Asking for four or fewer processors and fifteen minutes or less time allows a job to run in debug queue with a high priority, so turn around is typically quite fast. So you can catch your silly mistakes in small sample cases. As above, these options are specified by
#BSUB -n 4 #BUSB -W 15
A typical debug procedure is to open a few windows, perhaps you would have one window for compiling code, another for modifying the bsub file and submitting jobs, and a third window to look at files in the output and error directory. The "add" command is needed in the window from which jobs are submitted.

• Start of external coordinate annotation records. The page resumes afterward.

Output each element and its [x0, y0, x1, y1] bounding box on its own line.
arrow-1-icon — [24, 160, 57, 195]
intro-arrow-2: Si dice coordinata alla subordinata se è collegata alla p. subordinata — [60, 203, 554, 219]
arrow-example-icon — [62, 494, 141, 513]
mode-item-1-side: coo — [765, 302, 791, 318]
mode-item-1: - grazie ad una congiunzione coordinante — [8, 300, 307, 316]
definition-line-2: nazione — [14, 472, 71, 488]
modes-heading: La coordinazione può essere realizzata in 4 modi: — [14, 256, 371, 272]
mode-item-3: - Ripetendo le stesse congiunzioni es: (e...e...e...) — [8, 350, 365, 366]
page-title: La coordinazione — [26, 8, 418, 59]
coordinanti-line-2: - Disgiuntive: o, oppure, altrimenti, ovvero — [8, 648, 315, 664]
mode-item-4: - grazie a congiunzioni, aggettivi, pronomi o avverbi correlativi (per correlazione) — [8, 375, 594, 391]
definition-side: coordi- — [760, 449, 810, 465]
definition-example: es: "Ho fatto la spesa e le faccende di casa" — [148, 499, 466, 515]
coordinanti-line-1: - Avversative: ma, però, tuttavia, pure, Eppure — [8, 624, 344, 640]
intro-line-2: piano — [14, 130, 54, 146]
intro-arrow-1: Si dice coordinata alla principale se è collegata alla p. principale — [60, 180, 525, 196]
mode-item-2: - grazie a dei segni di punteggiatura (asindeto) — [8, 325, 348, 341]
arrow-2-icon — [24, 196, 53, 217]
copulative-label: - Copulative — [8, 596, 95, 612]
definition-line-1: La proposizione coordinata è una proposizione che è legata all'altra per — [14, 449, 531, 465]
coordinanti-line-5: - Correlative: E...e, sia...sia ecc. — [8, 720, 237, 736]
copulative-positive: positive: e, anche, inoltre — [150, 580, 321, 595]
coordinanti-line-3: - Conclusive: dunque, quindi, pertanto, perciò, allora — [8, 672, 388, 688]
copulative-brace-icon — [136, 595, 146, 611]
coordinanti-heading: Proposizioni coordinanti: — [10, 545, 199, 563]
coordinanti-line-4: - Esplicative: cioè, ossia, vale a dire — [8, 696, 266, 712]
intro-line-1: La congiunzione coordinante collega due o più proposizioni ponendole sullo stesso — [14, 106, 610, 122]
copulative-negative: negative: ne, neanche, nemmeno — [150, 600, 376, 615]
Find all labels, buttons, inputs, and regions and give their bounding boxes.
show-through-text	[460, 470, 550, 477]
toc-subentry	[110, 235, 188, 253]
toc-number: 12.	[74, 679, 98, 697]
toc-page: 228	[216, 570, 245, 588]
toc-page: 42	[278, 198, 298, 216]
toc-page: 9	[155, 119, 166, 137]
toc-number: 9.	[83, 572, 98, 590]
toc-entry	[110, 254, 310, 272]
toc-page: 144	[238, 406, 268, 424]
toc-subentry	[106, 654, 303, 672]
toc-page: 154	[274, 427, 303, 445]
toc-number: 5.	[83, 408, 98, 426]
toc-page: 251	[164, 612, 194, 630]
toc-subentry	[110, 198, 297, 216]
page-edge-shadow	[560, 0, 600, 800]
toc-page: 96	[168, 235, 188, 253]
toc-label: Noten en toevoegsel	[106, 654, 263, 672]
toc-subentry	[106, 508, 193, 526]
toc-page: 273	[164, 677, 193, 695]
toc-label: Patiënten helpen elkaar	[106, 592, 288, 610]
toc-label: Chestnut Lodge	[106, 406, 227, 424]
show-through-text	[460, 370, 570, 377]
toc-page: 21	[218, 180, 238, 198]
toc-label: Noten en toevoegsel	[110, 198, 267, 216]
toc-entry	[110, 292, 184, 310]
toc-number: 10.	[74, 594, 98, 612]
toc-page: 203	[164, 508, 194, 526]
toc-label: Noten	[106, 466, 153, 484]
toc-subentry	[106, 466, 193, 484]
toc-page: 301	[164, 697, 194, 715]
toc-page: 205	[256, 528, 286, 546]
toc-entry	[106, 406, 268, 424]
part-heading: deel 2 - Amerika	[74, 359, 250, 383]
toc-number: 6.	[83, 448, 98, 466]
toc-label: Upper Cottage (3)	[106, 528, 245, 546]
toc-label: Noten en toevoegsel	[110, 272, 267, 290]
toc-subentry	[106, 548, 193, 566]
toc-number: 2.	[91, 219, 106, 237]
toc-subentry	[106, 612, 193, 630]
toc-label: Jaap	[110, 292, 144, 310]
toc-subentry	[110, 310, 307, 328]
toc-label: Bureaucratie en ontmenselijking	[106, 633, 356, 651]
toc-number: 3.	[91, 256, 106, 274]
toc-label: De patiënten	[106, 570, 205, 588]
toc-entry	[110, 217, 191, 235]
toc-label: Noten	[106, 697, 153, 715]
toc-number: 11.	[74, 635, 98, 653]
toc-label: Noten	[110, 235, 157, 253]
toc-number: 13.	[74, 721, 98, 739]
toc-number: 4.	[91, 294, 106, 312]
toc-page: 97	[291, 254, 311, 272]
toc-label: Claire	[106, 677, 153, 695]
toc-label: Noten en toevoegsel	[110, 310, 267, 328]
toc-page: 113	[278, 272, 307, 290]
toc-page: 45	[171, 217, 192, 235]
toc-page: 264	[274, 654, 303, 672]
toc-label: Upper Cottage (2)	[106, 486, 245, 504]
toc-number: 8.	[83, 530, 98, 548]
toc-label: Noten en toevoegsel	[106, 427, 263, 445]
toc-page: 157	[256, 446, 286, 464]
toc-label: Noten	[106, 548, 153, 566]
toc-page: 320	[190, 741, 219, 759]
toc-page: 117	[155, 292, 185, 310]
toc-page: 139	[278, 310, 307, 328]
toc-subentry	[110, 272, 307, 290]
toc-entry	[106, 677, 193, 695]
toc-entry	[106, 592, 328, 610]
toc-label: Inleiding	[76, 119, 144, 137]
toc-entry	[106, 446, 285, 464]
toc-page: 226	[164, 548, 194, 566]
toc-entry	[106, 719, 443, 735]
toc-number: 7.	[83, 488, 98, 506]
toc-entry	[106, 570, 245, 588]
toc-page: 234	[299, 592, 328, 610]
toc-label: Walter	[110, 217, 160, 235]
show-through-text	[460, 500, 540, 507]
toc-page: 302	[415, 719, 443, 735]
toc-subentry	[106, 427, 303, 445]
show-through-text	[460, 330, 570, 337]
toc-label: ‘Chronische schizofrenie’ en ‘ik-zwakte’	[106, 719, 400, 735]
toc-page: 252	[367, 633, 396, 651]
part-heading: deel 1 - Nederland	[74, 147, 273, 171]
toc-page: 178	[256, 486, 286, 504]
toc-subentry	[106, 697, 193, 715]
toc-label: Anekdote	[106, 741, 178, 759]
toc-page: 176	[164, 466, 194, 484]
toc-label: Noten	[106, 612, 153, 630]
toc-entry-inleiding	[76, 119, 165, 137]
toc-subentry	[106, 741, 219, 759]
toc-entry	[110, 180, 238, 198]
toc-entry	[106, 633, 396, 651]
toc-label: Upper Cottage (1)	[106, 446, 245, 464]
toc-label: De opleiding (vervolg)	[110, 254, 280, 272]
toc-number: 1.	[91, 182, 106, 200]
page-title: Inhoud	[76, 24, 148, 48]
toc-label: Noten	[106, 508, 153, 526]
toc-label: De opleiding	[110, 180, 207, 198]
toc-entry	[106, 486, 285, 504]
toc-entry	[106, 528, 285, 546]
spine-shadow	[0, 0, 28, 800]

Typing
ls -lrt
Having submitted an LSF job, you can type bhist or bjobs at the command line. "bhist -l" or "bjobs -l" will give some more verbose output.
[gwhowell@login02 chap03]$ bhist Summary of time in seconds spent in various states: JOBID USER JOB_NAME PEND PSUSP RUN USUSP SSUSP UNKWN TOTAL 582122 gwhowel *.err.%J 5 0 0 0 0 0 5 [gwhowell@login02 chap03]$ bhist Summary of time in seconds spent in various states: JOBID USER JOB_NAME PEND PSUSP RUN USUSP SSUSP UNKWN TOTAL 582122 gwhowel *.err.%J 6 0 1 0 0 0 7
If a job has started, you can type "bpeek" to see the standard output and standard error so far produced. Alternatively you can "cat" or "more" the output and error files.
Typing bqueues on the command line will give you a summary of how many jobs are running and pending.
bjobs - u all
Clicking on Monitor on the left side of the HPC home page toolbar, and then on "Availability of Blades" shows the current status of each blade.
If looking at the output files or you've remembered the job needs some other data .. or for some other reason you want to get the current job out of the way and run another job, you may want to kill it. You need the job ID, which you can get by typing "bhist". Then
bkill 582122
was cause LSF to terminate the running job.
It's possible to specify which queue you want your job to run in by using the "-q" flag, e.g. you could specify the debug queue by having a line
#BSUB -q debug
in your bsub script. Often or usually, specifying a queue is unnecessary and can cause code failure. For example, if you specify debug queue but also have a flag "-W 30" asking for thirty minutes time, LSF will kick out the job as not fitting in the specified queue (debug queue only allows 15 minutes). If the queue had not been specified, LSF would have put the job in short queue, and it would still have run.
You can see what queues are available with the bqueues command. "bqueues -l debug" would tell you what the requirements are for the debug queue. "bqueues -l standard" would tell you how much time you can ask for in the standard queue.
If you have access to a partner queue because your research project purchased some of the cluster, then you will get a higher priority by using that queue. An exception would be if your partner queue is already occupied by a long running job that uses its available processors (which you can check by typing bqueues).
If your job will only run with 64 bit processors (you may have compiled it on login03 because you needed to support large files, for example), then your bsub file should include a "-R em64t" flag. Generally, asking for specific resources is likely to make your job wait longer to run.
Many other bsub flags can be useful. For example, if you want to run a succession of LSF jobs each of which depends on the successful completion of the last, investigate the "-w" flag.